Lots of individual shots. They are probably shooting at the towers again, but I hear no automatic rifle fire. Faster now, and there’s a small boom. It’s almost unreal, to actually be typing this as I listen to men shoot at each other a short distance away. I’m sitting on my bunk, balancing the laptop on my lap while I drink a diet Pepsi. Soon I have to finish getting dressed, if I want to make breakfast. The sounds outside always seem closer than they really are, anyways. Unless it really is close - then it just sounds LOUD. This doesn’t sound so LOUD.

The shooting dies away as I pull on my boots.

Apocalypse Now

Wow. It really did remind me of the apocalypse. Half of the crew was still outside feeding us a length of three-inch power cable as the guys inside were snaking it through the ducts and passageways. All of a sudden, the outside guys just dropped the cable – even halfway on the other side of the building you could tell something had happened because there was none of the “give” you have a crew is working together to move heavy wire – it was just dead weight.

So I ran downstairs to see what the matter was – my fear was that someone had gotten hurt (it’s happened before). But I found most of the crew safe, just inside of the doorway, all talking at once. It seems some type of sand storm had rolled in and they were debating whether or not to go back out. Well, we’ve worked through a bit of blowing sand before, so I had check this out for myself.

I thought they were being over-dramatic when three guys grabbed the big wooden doors to let me out, but they had to struggle to get them closed again - it was really blowing. It was almost pitch black out, except for the street light bulbs glowing an eerie orange, like floating orbs of light. The wind was buffeting me from all around, and large globs (globs, not grains) of sand were flying through the air, sticking to the wall and stinging when they hit skin. My cover flew off just as the lightening started with a CRRRaccck!

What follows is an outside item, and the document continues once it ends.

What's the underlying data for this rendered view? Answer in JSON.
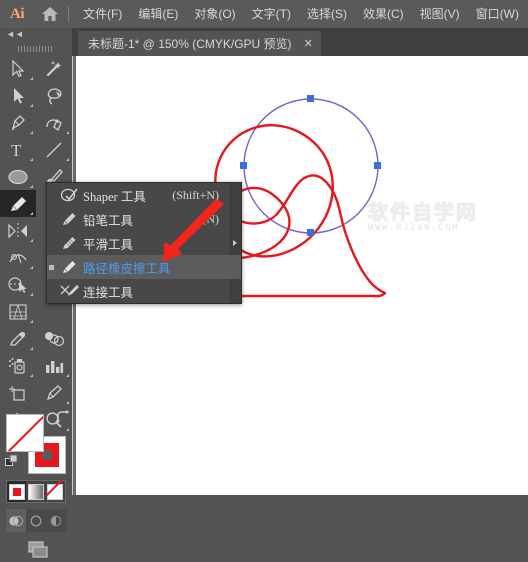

The power of weather has always amazed and scared me. I had never before seen nature’s strength so close, and I will admit that this demonstration un-nerved me more than a little. But I was also fascinated. A sand storm had apparently run into a thunderstorm, and it was literally raining mud. Thunder seemed to shake the sky, and lightening bolted between the clouds. And for just a moment, the haunting image of Albrecht Durer’s The Four Horsemen came vividly to mind.
(Afterward: not wanting my guys caught in a lightening storm while holding a three inch-thick, hundred foot-long conductor in their hands, I decided to cut the pull short for that night)

Sunday, October 22, 2006

Really gross

I saw a camel spider eat a frog today. Or maybe it was a toad. But it was soooo disgusting. Disgusting in a way that you can’t take your eyes away, but then you don’t want to remember it, which you do.

Someone told me those things aren’t really spiders. I wish they weren’t even real! Their existence alone is reason enough never to want to buy a nice little fixer-upper and settle down somewhere in the Middle East.

Writing on the wall...

As we walk out to the helicopter I notice the bullet hole in the windshield – it’s high and to the right. Some one has circled it with a magic marker and wrote “Missed, you son of a Bitch!!” next to the circle. I suppose that pretty much sums up most soldier’s attitudes – regardless of whether one believes we should be here or not, if someone is shooting at you, they are the enemy. And there’s a lot of shooting going on.

Baghdad nights

I usually like to fall asleep early the first night in a new place. As if the very fact of having slept there legitimatizes my being there. I wake up and things are where I left them, so there’s a history between me and this new place, you know? But I can’t sleep tonight, despite the fact that the last caffeine I consumed was over 18 hours ago.

The room is small, about six feet by eight feet. My pack, rifle, and duty belt pretty much take up all of the space on the floor, except for a spot to put my feet while I sit on the cot writing this. Outside the helicopters come in low; low enough to fill my existence with their cutting thoop-thoop-thoop noise, to shake the whole building. I guess the LZ is only a couple hundred meters off – much closer than at Slayer.

The plywood floor sags when the guy in the next room stands up – perhaps he can’t sleep either. I hear him shuffling around next door, and I stop to listen. Nothing. I pick up my book (Babbitt, by Sinclair Lewis) for what seems like the twenty-seventh time, telling myself that I’ll just read a couple of pages and nod off. But then there’s an explosion in the distance and I am awake again. It’s the fourth one tonight.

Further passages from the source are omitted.